Managing an ever-changing message around COVID-19 was one of the biggest challenges at Hotel-Dieu Grace Healthcare during the early days of the pandemic, the facility’s CEO told a virtual audience Wednesday.
“I stopped being the chief executive officer and I kind of became the chief communication officer,” said Janice Kaffer, who worked in the hospital units almost every day with frontline staff.
Interviewed following the We Spark Health Institute online speaker series where Kaffer spoke, she said at times initially in the pandemic there was uncertainty about what was true and what was not around the novel coronavirus.
“There were several times in the early days where we would get direction or we would get information and then in the morning we would put that out in a memo,” she said. “Then by the afternoon we would have to go out to the staff and say, ‘Disregard that first memo, this is the newest information.’
“I think we did frustrate our staff with a lot of it.”
And that frustration led to some tough questions regarding whether leadership knew what they were doing.
“And we had to answer those questions. There were some challenging conversations,” Kaffer said. “We didn’t always 100 per cent know what we were doing. And that’s the truth.”
That difficulty was compounded by a barrage of information online and on social media, plus what was happening in the United States where the response to the pandemic has been very different.
“There were lots of truths out there and so we had to actually do some work on figuring out how to actually address some of the rumours and some of the information that was out there that wasn’t true.”
And despite having preparedness plans, “I don’t think anybody was fully prepared for this particular virus,” Kaffer said. “The nature of the transmission, the speed, the lack of information on how it spread.
“We prepared and we acted as though it was worse than we knew it was at that moment. And that actually served us quite well.
“I’d never seen anything like it. And frankly I hope that I don’t have to experience anything like this again.”
Kaffer said she still does rounds throughout the facility and holds virtual meetings with teams — now on a monthly basis rather than daily, which happened during the early days of the pandemic.
As well, a renewed emphasis on communications with patients and families grew out of the early struggles.
One of the first priorities as the pandemic unfolded was to keep patients safe. Healthcare facilities were locked down across the province.
But that led to other issues.
“It kept them physically safe but it really did have an impact on their spiritual, psychological and their emotional health because they were separated from their family. So that became a real challenge for us.”
In response, HDGH redeployed staff from idle outpatient and clinic areas to help keep patients connected to their families.

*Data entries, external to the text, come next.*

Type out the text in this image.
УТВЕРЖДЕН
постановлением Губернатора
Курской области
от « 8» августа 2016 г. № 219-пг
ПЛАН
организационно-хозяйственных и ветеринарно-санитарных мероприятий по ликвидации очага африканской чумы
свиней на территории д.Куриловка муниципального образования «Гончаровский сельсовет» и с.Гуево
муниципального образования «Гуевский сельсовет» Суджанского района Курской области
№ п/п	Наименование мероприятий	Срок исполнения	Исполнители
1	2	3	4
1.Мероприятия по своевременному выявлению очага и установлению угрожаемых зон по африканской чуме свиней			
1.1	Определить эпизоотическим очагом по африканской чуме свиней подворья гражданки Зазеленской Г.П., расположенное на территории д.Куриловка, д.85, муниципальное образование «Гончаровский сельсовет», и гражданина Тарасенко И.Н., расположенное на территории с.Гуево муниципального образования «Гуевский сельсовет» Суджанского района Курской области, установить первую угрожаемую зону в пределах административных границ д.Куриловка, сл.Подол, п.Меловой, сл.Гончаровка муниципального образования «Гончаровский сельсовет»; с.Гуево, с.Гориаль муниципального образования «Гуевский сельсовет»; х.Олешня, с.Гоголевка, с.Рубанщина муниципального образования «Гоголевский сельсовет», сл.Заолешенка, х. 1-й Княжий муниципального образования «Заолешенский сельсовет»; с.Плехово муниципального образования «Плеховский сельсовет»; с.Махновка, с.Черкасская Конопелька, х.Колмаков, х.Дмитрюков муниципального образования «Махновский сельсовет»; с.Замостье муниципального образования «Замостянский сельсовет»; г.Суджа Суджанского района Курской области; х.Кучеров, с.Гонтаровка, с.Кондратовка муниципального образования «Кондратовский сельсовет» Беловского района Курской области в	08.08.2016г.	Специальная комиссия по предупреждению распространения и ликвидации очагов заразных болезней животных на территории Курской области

Child and youth workers were assigned to the palliative care unit, helping patients transition through their final days.
And nursing students were hired to work in all units as the facility opened up an additional 72 beds for acute-care patients.
Kaffer said the pandemic revealed how well the hospital system worked in collaboration, developing a strategy more seamless and responsive to the needs of the population.
“That was one of the major system successes,” Kaffer said. “I think our system is going to be stronger, more integrated. And hopefully the lessons around patient centredness won’t be lost in the future work we do together.”